I decided to hit the water before the Cowboy's game on Sunday to do a little fly fishing. I left the house around 8. I was amazed that there was barely any trailers at Bluff's Landing. First stop was KRS and there was some bait present but along with the bait there was a ton of floating grass. Ran over to some flats near Pure oil and nothing. Stopped at some flats I usually do pretty good on redfish and it just didn't look to good, so headed close to Pita. It's a spot I fished a ton back in the day but with the boat traffic now it's a main traffic lane. Luckily there was no traffic on Sunday. Around 11:00 a feeding frenzy started. We caught quite a few trout, skippies, small reds, perch and several small jackfish. Here's my biggest trout to date on the fly. Just a hair under 25. It's a bad pic she actually had some girth to her.


----------



## corpus shorty (Oct 31, 2007)

Good Stuff !


----------



## flynut (Jun 30, 2009)

congrats! nice fish and video too


----------



## flyfishingmike (Nov 26, 2010)

Awesome . . . . got my heart pumping just watching you fight that big trout. Glad you had some company to witness the event. Way to go.

What fly were you using?? Clouser . . . . spoon fly . . . . ???


----------



## robdog (May 10, 2006)

I just had bought some red deer to try out and it was the first time I have ever spun deer hair. I spun the head and used white bucktail behind it with a little flash for a tail.
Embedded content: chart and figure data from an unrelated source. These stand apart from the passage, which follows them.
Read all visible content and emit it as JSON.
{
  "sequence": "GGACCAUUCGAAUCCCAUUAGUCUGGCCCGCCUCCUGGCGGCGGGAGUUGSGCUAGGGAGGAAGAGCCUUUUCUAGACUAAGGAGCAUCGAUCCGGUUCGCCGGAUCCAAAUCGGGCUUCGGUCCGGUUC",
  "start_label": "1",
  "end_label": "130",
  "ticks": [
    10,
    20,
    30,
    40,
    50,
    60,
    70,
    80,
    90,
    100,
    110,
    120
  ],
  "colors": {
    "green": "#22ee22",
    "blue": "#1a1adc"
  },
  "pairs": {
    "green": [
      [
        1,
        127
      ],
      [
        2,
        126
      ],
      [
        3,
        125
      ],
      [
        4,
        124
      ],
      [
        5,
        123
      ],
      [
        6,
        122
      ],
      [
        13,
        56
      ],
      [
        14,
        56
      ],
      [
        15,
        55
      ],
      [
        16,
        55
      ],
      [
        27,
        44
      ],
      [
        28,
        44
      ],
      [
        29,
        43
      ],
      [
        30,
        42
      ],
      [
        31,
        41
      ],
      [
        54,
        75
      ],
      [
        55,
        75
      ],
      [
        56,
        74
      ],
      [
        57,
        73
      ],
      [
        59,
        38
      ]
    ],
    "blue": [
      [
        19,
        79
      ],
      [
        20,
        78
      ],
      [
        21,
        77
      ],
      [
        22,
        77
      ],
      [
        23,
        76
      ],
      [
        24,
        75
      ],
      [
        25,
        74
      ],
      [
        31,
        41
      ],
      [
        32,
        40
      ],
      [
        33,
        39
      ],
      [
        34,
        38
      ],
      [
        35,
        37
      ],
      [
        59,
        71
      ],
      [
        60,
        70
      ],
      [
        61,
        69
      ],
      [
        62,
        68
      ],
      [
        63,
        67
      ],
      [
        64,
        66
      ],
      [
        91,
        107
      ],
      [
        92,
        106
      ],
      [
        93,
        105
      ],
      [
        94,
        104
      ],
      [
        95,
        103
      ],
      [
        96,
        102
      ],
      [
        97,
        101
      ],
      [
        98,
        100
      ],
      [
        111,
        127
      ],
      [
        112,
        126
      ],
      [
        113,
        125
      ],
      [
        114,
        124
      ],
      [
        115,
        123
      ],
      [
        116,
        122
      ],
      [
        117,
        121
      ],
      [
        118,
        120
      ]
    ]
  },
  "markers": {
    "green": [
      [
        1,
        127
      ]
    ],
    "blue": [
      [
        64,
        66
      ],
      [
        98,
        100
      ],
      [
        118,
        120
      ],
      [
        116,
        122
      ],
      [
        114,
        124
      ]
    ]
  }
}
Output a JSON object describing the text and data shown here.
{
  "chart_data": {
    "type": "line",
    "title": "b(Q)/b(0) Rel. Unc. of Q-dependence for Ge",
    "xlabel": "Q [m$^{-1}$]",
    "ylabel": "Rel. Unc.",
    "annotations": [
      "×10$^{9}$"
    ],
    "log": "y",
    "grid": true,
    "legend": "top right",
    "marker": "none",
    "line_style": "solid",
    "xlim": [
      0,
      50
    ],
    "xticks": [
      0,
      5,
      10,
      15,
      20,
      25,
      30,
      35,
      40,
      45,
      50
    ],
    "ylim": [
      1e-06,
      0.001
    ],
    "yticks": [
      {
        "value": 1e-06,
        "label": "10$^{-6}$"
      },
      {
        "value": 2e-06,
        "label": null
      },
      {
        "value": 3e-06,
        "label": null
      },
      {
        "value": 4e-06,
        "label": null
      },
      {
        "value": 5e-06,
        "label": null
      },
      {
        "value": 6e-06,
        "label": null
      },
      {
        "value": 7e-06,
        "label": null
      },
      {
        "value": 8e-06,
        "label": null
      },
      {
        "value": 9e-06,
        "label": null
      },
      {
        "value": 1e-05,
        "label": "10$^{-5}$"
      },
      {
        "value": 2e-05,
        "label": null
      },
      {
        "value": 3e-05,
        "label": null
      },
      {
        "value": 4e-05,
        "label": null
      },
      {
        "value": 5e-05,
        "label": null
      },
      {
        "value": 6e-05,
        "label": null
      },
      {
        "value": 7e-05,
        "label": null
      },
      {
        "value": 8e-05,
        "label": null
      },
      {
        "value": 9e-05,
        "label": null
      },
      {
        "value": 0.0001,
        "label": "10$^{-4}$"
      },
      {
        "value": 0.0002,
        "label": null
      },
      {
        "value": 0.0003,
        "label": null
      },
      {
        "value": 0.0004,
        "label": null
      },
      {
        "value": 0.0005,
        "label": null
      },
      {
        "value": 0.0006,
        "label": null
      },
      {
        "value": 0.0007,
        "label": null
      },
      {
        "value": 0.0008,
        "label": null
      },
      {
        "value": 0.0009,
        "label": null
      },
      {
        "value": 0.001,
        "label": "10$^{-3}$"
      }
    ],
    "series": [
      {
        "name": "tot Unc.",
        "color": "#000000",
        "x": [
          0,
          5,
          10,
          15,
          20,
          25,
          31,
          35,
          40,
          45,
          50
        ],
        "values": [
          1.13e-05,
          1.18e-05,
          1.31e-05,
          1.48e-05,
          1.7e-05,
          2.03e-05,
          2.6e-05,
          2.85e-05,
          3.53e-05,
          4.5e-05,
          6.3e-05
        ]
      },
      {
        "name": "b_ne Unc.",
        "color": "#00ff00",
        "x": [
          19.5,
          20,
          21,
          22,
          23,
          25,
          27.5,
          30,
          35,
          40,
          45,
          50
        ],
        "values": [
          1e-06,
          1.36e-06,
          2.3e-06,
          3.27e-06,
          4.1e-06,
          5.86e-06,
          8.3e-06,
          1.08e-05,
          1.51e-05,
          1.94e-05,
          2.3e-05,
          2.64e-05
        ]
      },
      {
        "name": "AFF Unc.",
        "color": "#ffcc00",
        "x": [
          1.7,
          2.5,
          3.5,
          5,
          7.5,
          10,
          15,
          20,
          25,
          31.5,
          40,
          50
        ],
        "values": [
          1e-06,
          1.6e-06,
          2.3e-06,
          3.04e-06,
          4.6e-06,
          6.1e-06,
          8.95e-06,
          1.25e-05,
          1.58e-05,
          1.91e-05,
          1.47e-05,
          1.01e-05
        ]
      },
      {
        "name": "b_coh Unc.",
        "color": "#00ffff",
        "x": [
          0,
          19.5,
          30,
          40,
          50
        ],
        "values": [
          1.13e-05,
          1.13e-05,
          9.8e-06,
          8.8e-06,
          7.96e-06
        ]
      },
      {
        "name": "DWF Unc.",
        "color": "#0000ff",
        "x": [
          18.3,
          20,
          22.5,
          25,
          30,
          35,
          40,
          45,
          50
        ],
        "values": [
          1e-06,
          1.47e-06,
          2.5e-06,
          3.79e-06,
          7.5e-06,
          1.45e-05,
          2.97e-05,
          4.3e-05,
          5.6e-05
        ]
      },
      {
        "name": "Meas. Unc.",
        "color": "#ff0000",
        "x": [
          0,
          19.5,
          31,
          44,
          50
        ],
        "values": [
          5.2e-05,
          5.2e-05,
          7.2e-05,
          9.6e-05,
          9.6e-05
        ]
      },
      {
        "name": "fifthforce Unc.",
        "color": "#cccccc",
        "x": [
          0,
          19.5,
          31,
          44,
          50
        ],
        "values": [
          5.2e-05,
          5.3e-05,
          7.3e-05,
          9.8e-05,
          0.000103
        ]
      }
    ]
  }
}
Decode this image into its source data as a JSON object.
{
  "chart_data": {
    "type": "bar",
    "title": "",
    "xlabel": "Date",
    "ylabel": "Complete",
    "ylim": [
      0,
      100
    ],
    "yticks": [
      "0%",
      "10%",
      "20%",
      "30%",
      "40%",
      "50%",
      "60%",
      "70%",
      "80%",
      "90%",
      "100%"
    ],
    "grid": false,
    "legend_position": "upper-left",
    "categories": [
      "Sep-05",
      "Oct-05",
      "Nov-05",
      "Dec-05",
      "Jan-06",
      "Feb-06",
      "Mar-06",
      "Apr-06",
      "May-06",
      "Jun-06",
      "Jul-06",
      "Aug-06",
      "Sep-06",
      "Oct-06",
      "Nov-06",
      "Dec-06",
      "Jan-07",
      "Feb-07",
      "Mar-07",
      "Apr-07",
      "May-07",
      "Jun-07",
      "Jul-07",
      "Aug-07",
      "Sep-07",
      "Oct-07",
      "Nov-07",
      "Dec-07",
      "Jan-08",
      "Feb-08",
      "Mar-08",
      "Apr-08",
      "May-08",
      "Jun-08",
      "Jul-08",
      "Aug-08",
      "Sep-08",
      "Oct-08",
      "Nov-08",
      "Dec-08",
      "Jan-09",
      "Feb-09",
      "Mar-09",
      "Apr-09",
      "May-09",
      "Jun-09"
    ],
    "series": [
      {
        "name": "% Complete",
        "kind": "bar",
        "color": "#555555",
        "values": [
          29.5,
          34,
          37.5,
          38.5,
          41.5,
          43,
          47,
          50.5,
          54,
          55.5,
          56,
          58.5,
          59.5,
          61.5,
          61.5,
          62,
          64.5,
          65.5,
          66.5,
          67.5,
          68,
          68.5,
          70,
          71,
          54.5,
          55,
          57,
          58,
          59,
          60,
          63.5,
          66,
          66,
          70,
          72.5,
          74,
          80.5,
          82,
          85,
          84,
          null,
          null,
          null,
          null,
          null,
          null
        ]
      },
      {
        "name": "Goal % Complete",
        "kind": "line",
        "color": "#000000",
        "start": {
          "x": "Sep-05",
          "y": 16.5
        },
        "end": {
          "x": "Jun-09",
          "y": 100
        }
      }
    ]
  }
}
I threw an awesome little wake and it was destroyed by days end.


----------



## craftkr (May 24, 2012)

Nice size trout, and Sunday was nice.. not allot of boat traffic around in Redfish bay either.


----------



## Auer Power (Jun 16, 2009)

You couldn't have picked a better song... Congrats!


----------



## OffshoreChris (Oct 13, 2010)

Awesome


----------



## NWcurlew (Mar 9, 2012)

Dude thats awesome! I really need to break out the fly rod more often when I am down there!!!


----------



## 535 (May 23, 2004)

Sweet!


----------



## SaltMan (Jun 15, 2012)

Awesome Spec! Were you filming with a Go Pro?


----------